The story is told in a shifting array of voices which carry the language and perspective of all the characters. Symbolism is the order of the day, with both of Billie's husbands having nuclear pasts and the varying shades of purple being used to create a thematic unity. The quality of the writing is difficult to debate-- at points where I had lost some interest in the story I found my attention carried by the craftsmanship involved in the language itself.

There were times where I felt as though Moody didn't realize how strong of a story he had created (the mixed horror and pleasure with which Hex must tend his mother's useless body) and relied on the more symbolic elements at points where that reliance was useless and even distracting. The ending is often criticized, and I think that the criticism comes from that fact that while the ending functions very well on the symbolic level, it's less fulfilling in terms of the story. Instead of finally being drawn into Hex or Billie, the spectacular surrealism of the final pages had more the effect of putting me at a distance- perhaps exactly what was intended.

Rating: 5 stars
Summary: Moments of Brilliance
Review: This is one of the most touching books I've ever read. If you want to know what it's like to live in suburbia, this would be a good start (also check out Davit Leavitt's Family Dancing).
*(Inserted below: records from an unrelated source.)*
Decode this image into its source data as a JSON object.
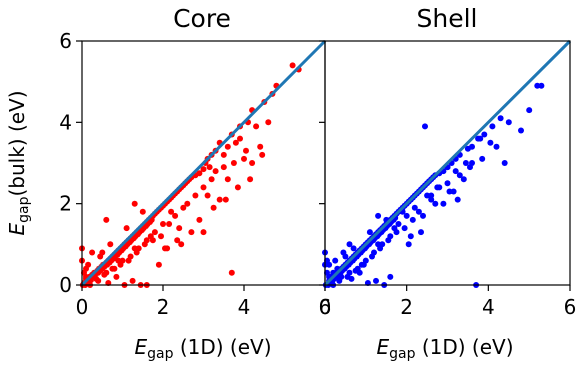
{
  "chart_data": [
    {
      "type": "scatter",
      "title": "Core",
      "ylabel_main": "E",
      "ylabel_sub": "gap",
      "ylabel_rest": "(bulk) (eV)",
      "xlabel_main": "E",
      "xlabel_sub": "gap",
      "xlabel_rest": " (1D) (eV)",
      "xlim": [
        0,
        6
      ],
      "ylim": [
        0,
        6
      ],
      "xticks": [
        "0",
        "2",
        "4",
        "6"
      ],
      "yticks": [
        "0",
        "2",
        "4",
        "6"
      ],
      "point_color": "#ff0000",
      "line_color": "#1f77b4",
      "reference_line": [
        [
          0,
          0
        ],
        [
          6,
          6
        ]
      ],
      "x": [
        0.02,
        0.05,
        0.08,
        0.1,
        0.12,
        0.15,
        0.18,
        0.2,
        0.22,
        0.25,
        0.28,
        0.3,
        0.32,
        0.35,
        0.38,
        0.4,
        0.42,
        0.45,
        0.48,
        0.5,
        0.52,
        0.55,
        0.58,
        0.6,
        0.62,
        0.65,
        0.68,
        0.7,
        0.72,
        0.75,
        0.78,
        0.8,
        0.82,
        0.85,
        0.88,
        0.9,
        0.92,
        0.95,
        0.98,
        1.0,
        1.02,
        1.05,
        1.08,
        1.1,
        1.12,
        1.15,
        1.18,
        1.2,
        1.22,
        1.25,
        1.28,
        1.3,
        1.32,
        1.35,
        1.38,
        1.4,
        1.42,
        1.45,
        1.48,
        1.5,
        1.52,
        1.55,
        1.58,
        1.6,
        1.62,
        1.65,
        1.68,
        1.7,
        1.72,
        1.75,
        1.8,
        1.85,
        1.9,
        1.95,
        2.0,
        2.05,
        2.1,
        2.15,
        2.2,
        2.25,
        2.3,
        2.35,
        2.4,
        2.45,
        2.5,
        2.55,
        2.6,
        2.65,
        2.7,
        2.8,
        2.9,
        3.0,
        3.05,
        3.1,
        3.15,
        3.2,
        3.3,
        3.4,
        3.5,
        3.6,
        3.7,
        3.8,
        3.9,
        4.0,
        4.1,
        4.2,
        4.3,
        4.5,
        4.7,
        5.2,
        5.35,
        0.05,
        0.1,
        0.3,
        0.5,
        0.7,
        0.9,
        1.1,
        1.3,
        1.5,
        1.7,
        2.0,
        2.3,
        2.6,
        3.0,
        3.3,
        3.6,
        3.9,
        4.2,
        4.6,
        0.15,
        0.4,
        0.6,
        0.8,
        1.0,
        1.2,
        1.4,
        1.6,
        1.8,
        2.2,
        2.5,
        2.8,
        3.2,
        3.5,
        0.2,
        0.35,
        0.55,
        0.75,
        0.95,
        1.15,
        1.35,
        1.55,
        1.75,
        1.95,
        2.15,
        2.4,
        2.7,
        3.1,
        3.4,
        3.75,
        4.05,
        4.4,
        1.05,
        1.25,
        1.45,
        0.65,
        0.85,
        2.1,
        2.9,
        3.25,
        3.55,
        3.85,
        4.15,
        4.45,
        4.8,
        1.6,
        2.05,
        2.35,
        0.45,
        0.25,
        0.0,
        0.0,
        0.1,
        0.6,
        1.3,
        1.9,
        2.45,
        3.0,
        3.7
      ],
      "y": [
        0.0,
        0.05,
        0.0,
        0.15,
        0.1,
        0.08,
        0.2,
        0.15,
        0.12,
        0.25,
        0.2,
        0.3,
        0.25,
        0.3,
        0.35,
        0.3,
        0.4,
        0.35,
        0.45,
        0.4,
        0.5,
        0.45,
        0.5,
        0.55,
        0.5,
        0.6,
        0.55,
        0.65,
        0.6,
        0.7,
        0.65,
        0.75,
        0.7,
        0.8,
        0.75,
        0.85,
        0.8,
        0.9,
        0.85,
        0.95,
        0.9,
        1.0,
        0.95,
        1.05,
        1.0,
        1.1,
        1.05,
        1.15,
        1.1,
        1.2,
        1.15,
        1.25,
        1.2,
        1.3,
        1.25,
        1.35,
        1.3,
        1.4,
        1.35,
        1.45,
        1.4,
        1.5,
        1.45,
        1.55,
        1.5,
        1.6,
        1.55,
        1.65,
        1.6,
        1.7,
        1.75,
        1.8,
        1.85,
        1.9,
        1.95,
        2.0,
        2.05,
        2.1,
        2.15,
        2.2,
        2.25,
        2.3,
        2.35,
        2.4,
        2.45,
        2.5,
        2.55,
        2.6,
        2.65,
        2.7,
        2.75,
        2.85,
        3.0,
        3.1,
        2.9,
        3.2,
        3.3,
        3.5,
        3.2,
        3.4,
        3.7,
        3.5,
        3.9,
        3.1,
        4.0,
        4.3,
        3.9,
        4.5,
        4.7,
        5.4,
        5.3,
        0.3,
        0.4,
        0.2,
        0.8,
        1.0,
        0.6,
        1.4,
        0.9,
        1.8,
        1.2,
        1.5,
        1.7,
        2.0,
        2.4,
        2.8,
        2.6,
        3.6,
        3.0,
        4.0,
        0.5,
        0.1,
        0.3,
        0.4,
        0.6,
        0.7,
        0.9,
        1.1,
        1.3,
        1.8,
        1.9,
        2.2,
        2.6,
        2.9,
        0.0,
        0.15,
        0.25,
        0.4,
        0.5,
        0.6,
        0.8,
        1.0,
        1.1,
        1.2,
        1.5,
        1.4,
        1.3,
        2.2,
        2.1,
        3.0,
        3.3,
        3.4,
        0.0,
        0.1,
        0.0,
        0.05,
        0.2,
        0.9,
        1.6,
        1.9,
        2.1,
        2.4,
        2.6,
        3.2,
        4.9,
        0.0,
        0.9,
        1.1,
        0.7,
        0.8,
        0.9,
        0.6,
        0.2,
        1.6,
        2.0,
        0.5,
        1.0,
        1.3,
        0.3
      ]
    },
    {
      "type": "scatter",
      "title": "Shell",
      "xlabel_main": "E",
      "xlabel_sub": "gap",
      "xlabel_rest": " (1D) (eV)",
      "xlim": [
        0,
        6
      ],
      "ylim": [
        0,
        6
      ],
      "xticks": [
        "0",
        "2",
        "4",
        "6"
      ],
      "point_color": "#0000ff",
      "line_color": "#1f77b4",
      "reference_line": [
        [
          0,
          0
        ],
        [
          6,
          6
        ]
      ],
      "x": [
        0.02,
        0.05,
        0.08,
        0.1,
        0.12,
        0.15,
        0.18,
        0.2,
        0.22,
        0.25,
        0.28,
        0.3,
        0.32,
        0.35,
        0.38,
        0.4,
        0.42,
        0.45,
        0.48,
        0.5,
        0.52,
        0.55,
        0.58,
        0.6,
        0.62,
        0.65,
        0.68,
        0.7,
        0.72,
        0.75,
        0.78,
        0.8,
        0.82,
        0.85,
        0.88,
        0.9,
        0.92,
        0.95,
        0.98,
        1.0,
        1.02,
        1.05,
        1.08,
        1.1,
        1.12,
        1.15,
        1.18,
        1.2,
        1.22,
        1.25,
        1.28,
        1.3,
        1.32,
        1.35,
        1.38,
        1.4,
        1.42,
        1.45,
        1.48,
        1.5,
        1.52,
        1.55,
        1.58,
        1.6,
        1.62,
        1.65,
        1.68,
        1.7,
        1.72,
        1.75,
        1.8,
        1.85,
        1.9,
        1.95,
        2.0,
        2.05,
        2.1,
        2.15,
        2.2,
        2.25,
        2.3,
        2.35,
        2.4,
        2.45,
        2.5,
        2.55,
        2.6,
        2.65,
        2.7,
        2.8,
        2.9,
        3.0,
        3.1,
        3.2,
        3.3,
        3.5,
        3.6,
        3.8,
        3.9,
        4.1,
        4.3,
        4.5,
        4.8,
        5.0,
        5.2,
        5.3,
        0.05,
        0.1,
        0.3,
        0.5,
        0.7,
        0.9,
        1.1,
        1.3,
        1.5,
        1.7,
        2.0,
        2.3,
        2.6,
        3.0,
        3.3,
        3.6,
        0.15,
        0.4,
        0.6,
        0.8,
        1.0,
        1.2,
        1.4,
        1.6,
        1.8,
        2.2,
        2.5,
        2.8,
        3.2,
        0.2,
        0.35,
        0.55,
        0.75,
        0.95,
        1.15,
        1.35,
        1.55,
        1.75,
        1.95,
        2.15,
        2.4,
        2.7,
        3.05,
        3.4,
        3.75,
        4.05,
        1.05,
        1.25,
        1.45,
        0.65,
        0.85,
        2.1,
        2.9,
        3.25,
        3.55,
        3.85,
        4.2,
        1.6,
        2.05,
        2.35,
        0.45,
        0.25,
        0.0,
        0.0,
        0.1,
        0.6,
        1.3,
        1.9,
        2.45,
        3.0,
        3.7,
        2.6,
        3.45,
        4.4,
        2.75,
        3.15
      ],
      "y": [
        0.0,
        0.3,
        0.0,
        0.5,
        0.1,
        0.2,
        0.1,
        0.3,
        0.15,
        0.2,
        0.25,
        0.3,
        0.2,
        0.35,
        0.3,
        0.4,
        0.35,
        0.45,
        0.4,
        0.5,
        0.45,
        0.55,
        0.5,
        0.6,
        0.55,
        0.65,
        0.6,
        0.7,
        0.65,
        0.75,
        0.7,
        0.8,
        0.75,
        0.85,
        0.8,
        0.9,
        0.85,
        0.95,
        0.9,
        1.0,
        0.95,
        1.05,
        1.0,
        1.1,
        1.05,
        1.15,
        1.1,
        1.2,
        1.15,
        1.25,
        1.2,
        1.3,
        1.25,
        1.35,
        1.3,
        1.4,
        1.35,
        1.45,
        1.4,
        1.5,
        1.45,
        1.55,
        1.5,
        1.6,
        1.55,
        1.65,
        1.6,
        1.7,
        1.65,
        1.75,
        1.8,
        1.85,
        1.9,
        1.95,
        2.0,
        2.05,
        2.1,
        2.15,
        2.2,
        2.25,
        2.3,
        2.35,
        2.4,
        2.45,
        2.5,
        2.55,
        2.6,
        2.65,
        2.7,
        2.75,
        2.8,
        2.9,
        3.0,
        3.1,
        3.2,
        3.35,
        3.4,
        3.6,
        3.7,
        3.9,
        4.1,
        4.0,
        3.8,
        4.3,
        4.9,
        4.9,
        0.6,
        0.2,
        0.4,
        0.7,
        0.9,
        0.5,
        1.3,
        1.0,
        1.6,
        1.4,
        1.7,
        1.8,
        2.1,
        2.5,
        2.7,
        3.0,
        0.1,
        0.2,
        0.3,
        0.4,
        0.6,
        0.8,
        1.0,
        1.2,
        1.5,
        1.9,
        2.2,
        2.4,
        2.8,
        0.0,
        0.1,
        0.2,
        0.35,
        0.5,
        0.7,
        0.9,
        1.1,
        1.3,
        1.4,
        1.6,
        1.7,
        2.0,
        2.3,
        2.6,
        3.6,
        3.5,
        0.05,
        0.1,
        0.0,
        0.15,
        0.3,
        1.2,
        2.0,
        2.1,
        2.9,
        3.1,
        3.4,
        0.2,
        1.0,
        1.3,
        0.8,
        0.6,
        0.8,
        0.5,
        0.1,
        1.0,
        1.7,
        1.8,
        3.9,
        2.9,
        0.0,
        2.2,
        3.0,
        3.0,
        2.4,
        2.3
      ]
    }
  ]
}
Rick Moody is a master stylist, rivaled only by E. Annie Proulx and Michael Ondaatje. All the characters in this book are refreshingly original; there are no heroes and no villains. Rick Moody delights in vivid imagery and clever metaphors (concerning a hamburger, "it's rareness almost an emergency, crimson and raw like a splatter wound"). There are moments of brilliant writing unmatched by any living writer. Don't miss the shocking ending. Could've worked without the techno babble about nuclear plants, and the only weak character is Louis the stepfather. But this is the greatest perfect imperfect book. Skip the potboilers and see what contemporary fiction is all about.